Malmö to Hagskaret

Knaggi-collaboration with Andreas Knag-Danielsen.

Installation. C-prints of various sizes.



Exhibition text:

During our stay at Kunstkvarteret in Lofoten, we have collaborated on a project which focuses on digital cartography and social media. The work explores the function of the map in a world where the cellphone is little by little becoming the chief way of navigation, both in the physical world and in life itself. Malmö to Hagskaret is, in essence, a collection of travel journals, a documentation of journeys undertaken by the two; Of journeys taken together, separately and virtually. Before you are the rigorously documented and minute memories, preserved digitally, of a long distance trudge through airports, airplanes, boats, coffee shops and highways, of waking up in a new place, of partaking digitally in outlandish ceremonies, of traveling between locations on foot.

The destination is just as important as getting there and the means of getting there. The rigorous structure captures a plethora of random things which would otherwise have been forgotten almost as soon as they happened. A cup of tea drunk from a paper cup, a magazine article in an airplane, a cellphone being charged on the floor of a ferry, a board game played on a laptop onboard a rocking boat, a pinch of tobacco before being searched for weapons at an airport. All of these are things which our brains wouldn’t prioritize as important, memorable or worthy of thorough documentation. It is a gathering of near-random snapshots of mundane objects which, when gathered and assembled, form a detailed mosaic which forms a much more interesting whole. It should not be forgotten that travel by plane, train or boat is, for most humans, by no means a mundane thing or an everyday event.
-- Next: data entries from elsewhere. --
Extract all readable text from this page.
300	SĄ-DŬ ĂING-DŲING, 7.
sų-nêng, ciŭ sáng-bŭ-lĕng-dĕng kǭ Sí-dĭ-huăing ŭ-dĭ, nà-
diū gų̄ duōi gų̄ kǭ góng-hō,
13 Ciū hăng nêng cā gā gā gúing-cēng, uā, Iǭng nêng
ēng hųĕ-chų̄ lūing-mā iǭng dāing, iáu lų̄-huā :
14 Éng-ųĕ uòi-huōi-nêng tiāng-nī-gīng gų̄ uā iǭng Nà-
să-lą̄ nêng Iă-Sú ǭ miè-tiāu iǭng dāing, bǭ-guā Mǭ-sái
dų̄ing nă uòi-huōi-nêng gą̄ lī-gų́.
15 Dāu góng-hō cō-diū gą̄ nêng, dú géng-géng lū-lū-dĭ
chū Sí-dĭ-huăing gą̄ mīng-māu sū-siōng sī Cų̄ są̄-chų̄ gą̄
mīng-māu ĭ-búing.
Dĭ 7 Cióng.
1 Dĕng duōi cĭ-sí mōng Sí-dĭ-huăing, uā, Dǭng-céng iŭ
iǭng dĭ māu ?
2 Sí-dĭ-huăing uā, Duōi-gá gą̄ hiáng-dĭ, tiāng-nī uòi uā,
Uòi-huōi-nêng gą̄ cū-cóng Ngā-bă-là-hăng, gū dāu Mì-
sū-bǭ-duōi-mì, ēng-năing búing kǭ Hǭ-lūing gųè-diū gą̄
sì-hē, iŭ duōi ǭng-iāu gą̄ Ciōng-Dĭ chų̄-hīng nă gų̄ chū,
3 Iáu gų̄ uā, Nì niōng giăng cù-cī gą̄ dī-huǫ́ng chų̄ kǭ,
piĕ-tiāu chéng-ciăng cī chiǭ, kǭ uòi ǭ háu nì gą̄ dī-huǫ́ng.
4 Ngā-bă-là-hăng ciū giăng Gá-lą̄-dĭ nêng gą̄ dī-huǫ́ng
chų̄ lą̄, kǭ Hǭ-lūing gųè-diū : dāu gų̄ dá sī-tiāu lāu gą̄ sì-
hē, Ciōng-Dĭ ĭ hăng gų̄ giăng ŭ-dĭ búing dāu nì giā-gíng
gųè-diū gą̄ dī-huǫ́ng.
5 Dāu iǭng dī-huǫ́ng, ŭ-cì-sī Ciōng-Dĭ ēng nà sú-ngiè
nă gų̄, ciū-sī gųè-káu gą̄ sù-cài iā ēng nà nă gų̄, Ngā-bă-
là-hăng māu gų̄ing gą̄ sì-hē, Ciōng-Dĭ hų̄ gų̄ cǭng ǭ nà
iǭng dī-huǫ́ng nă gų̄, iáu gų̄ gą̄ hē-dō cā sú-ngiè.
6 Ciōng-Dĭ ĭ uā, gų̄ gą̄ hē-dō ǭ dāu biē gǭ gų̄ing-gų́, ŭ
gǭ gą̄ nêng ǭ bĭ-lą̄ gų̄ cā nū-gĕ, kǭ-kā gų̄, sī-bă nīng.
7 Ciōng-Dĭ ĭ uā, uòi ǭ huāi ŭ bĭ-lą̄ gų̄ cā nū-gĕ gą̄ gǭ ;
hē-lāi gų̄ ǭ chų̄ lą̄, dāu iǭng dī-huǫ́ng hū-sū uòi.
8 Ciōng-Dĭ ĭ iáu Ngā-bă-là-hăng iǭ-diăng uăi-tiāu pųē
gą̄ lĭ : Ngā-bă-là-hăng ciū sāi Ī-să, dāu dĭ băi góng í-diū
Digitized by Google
Documentation made using smartphones does not only store information in an image. When the image is snapped, the file created stores information about where and when the picture was taken. An image snapped on an iphone can reveal many things, such as the operating system, the exact GPS coordinates of where the photo was taken, at what time it was taken down to the exact second, phonenumber and even the identity of the owner of the phone through the registration info. As a society, we’ve collectively made peace with “Big Brother” and decided that the benefits of living with smartphones and constant connectivity outweigh the risks.